The advance of artificial intelligence, via the first wave of automation, could seriously disrupt life as we know it. It’s not a surprise, considering that computing power doubles every couple of years. Can we say the same for the power of the human mind?

This technology is certainly going to have an impact on our workforce. Take a recent report from Forester Research, which found that automation alone could eliminate 8.6 million U.S. jobs by 2021, or, as one media outlet put it, “the equivalent of Florida’s entire workforce.”

Yet while the U.S. unemployment is currently 4.9 percent and has been low the last five years, many high-paying jobs, high skilled jobs have been replaced with low-paying, low skilled jobs, and this is not truly reflected in the unemployment rate.

Our nation’s population is also growing, which means more people for fewer jobs. The challenge is that many new, high-paying jobs will require new skills. And fewer workers will be required in the digital economy. We have to empower the American workforce to adapt to these changes.

Before we try to solve this challenge, let’s go back a century to the creation of the internal-combustion engine, which led to the automobile industry, which has been an economic force ever since.

Think about the impact the internal-combustion engine had on our country. It even impacted fresh foods by connecting rural markets to the city. The internal-combustion engine also created numerous jobs because it wasn’t highly technical, creating opportunities for vocational schools and programs.

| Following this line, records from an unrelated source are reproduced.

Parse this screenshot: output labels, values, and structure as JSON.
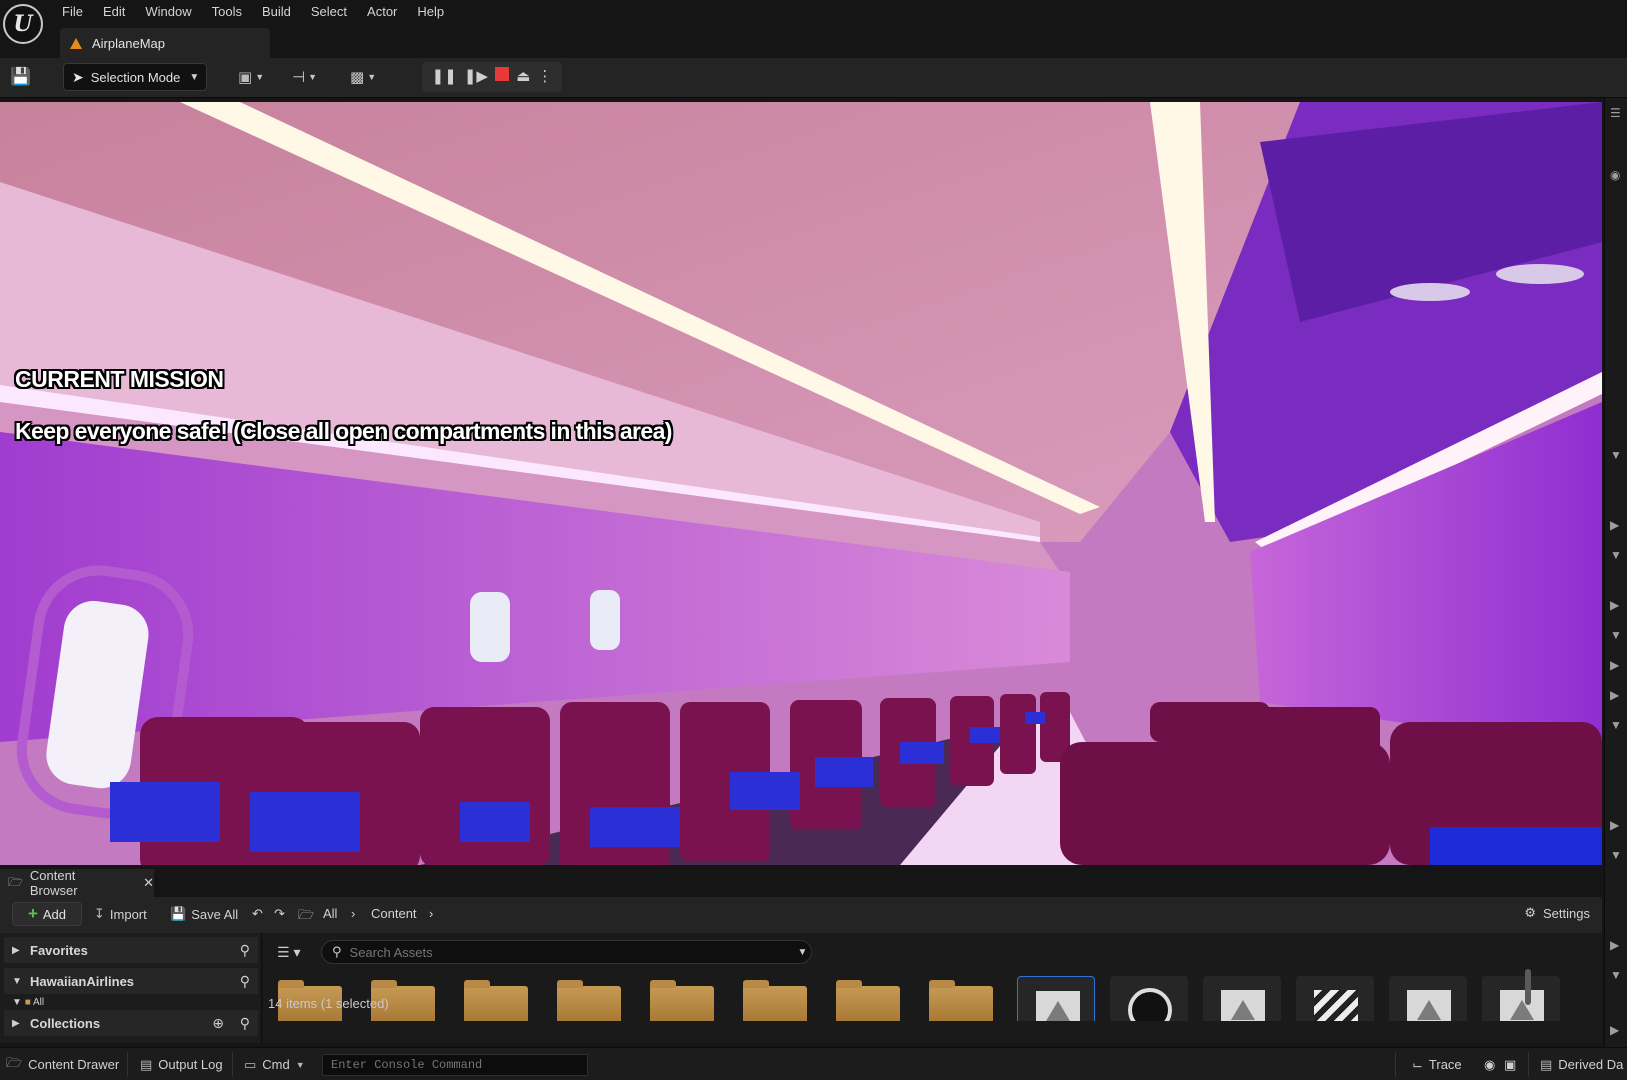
{
  "menu": {
    "items": [
      "File",
      "Edit",
      "Window",
      "Tools",
      "Build",
      "Select",
      "Actor",
      "Help"
    ]
  },
  "level_tab": {
    "label": "AirplaneMap"
  },
  "toolbar": {
    "selection_mode": "Selection Mode"
  },
  "viewport": {
    "mission_title": "CURRENT MISSION",
    "mission_text": "Keep everyone safe! (Close all open compartments in this area)"
  },
  "content_browser": {
    "tab_title": "Content Browser",
    "add_label": "Add",
    "import_label": "Import",
    "save_all_label": "Save All",
    "breadcrumb": [
      "All",
      "Content"
    ],
    "settings_label": "Settings",
    "search_placeholder": "Search Assets",
    "sections": {
      "favorites": "Favorites",
      "project": "HawaiianAirlines",
      "all_folder": "All",
      "collections": "Collections"
    },
    "items_count": "14 items (1 selected)",
    "tiles": [
      "folder",
      "folder",
      "folder",
      "folder",
      "folder",
      "folder",
      "folder",
      "folder",
      "texture",
      "sphere",
      "texture",
      "level-sequence",
      "texture",
      "texture"
    ]
  },
  "statusbar": {
    "content_drawer": "Content Drawer",
    "output_log": "Output Log",
    "cmd": "Cmd",
    "console_placeholder": "Enter Console Command",
    "trace": "Trace",
    "derived_data": "Derived Da"
  },
  "colors": {
    "accent_add": "#58c14b",
    "stop_button": "#e8393a",
    "selection_border": "#2f73d6",
    "map_icon": "#e88a1a"
  }
}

When the internal-combustion engine was invented, there was a sharing of wealth and numerous touch points. On the digital side, it begins to narrow. And in the sharing of wealth in the digital world, where much of our economic growth has taken place, it’s very narrow.

For example, fast forward to today. In the digital economy, there are fewer access points. An app can be created by a small team and reach millions. Just look at the Kodak vs. Instagram comparison:

· “Kodak was founded in 1880, and at its peak employed nearly 145,300 people, with many more indirectly employed via suppliers and retailers. Kodak’s founding family, the Eastmans, became wealthy, while providing skilled jobs for several generations of middle-class Americans. Instagram was founded in 2010 by a team of fifteen people. In 2012 it was sold to Facebook for over one billion dollars. Facebook, worth far more than Kodak ever was, employs fewer than 5,000 people. At least ten of them have a net worth ten times that of George Eastman.”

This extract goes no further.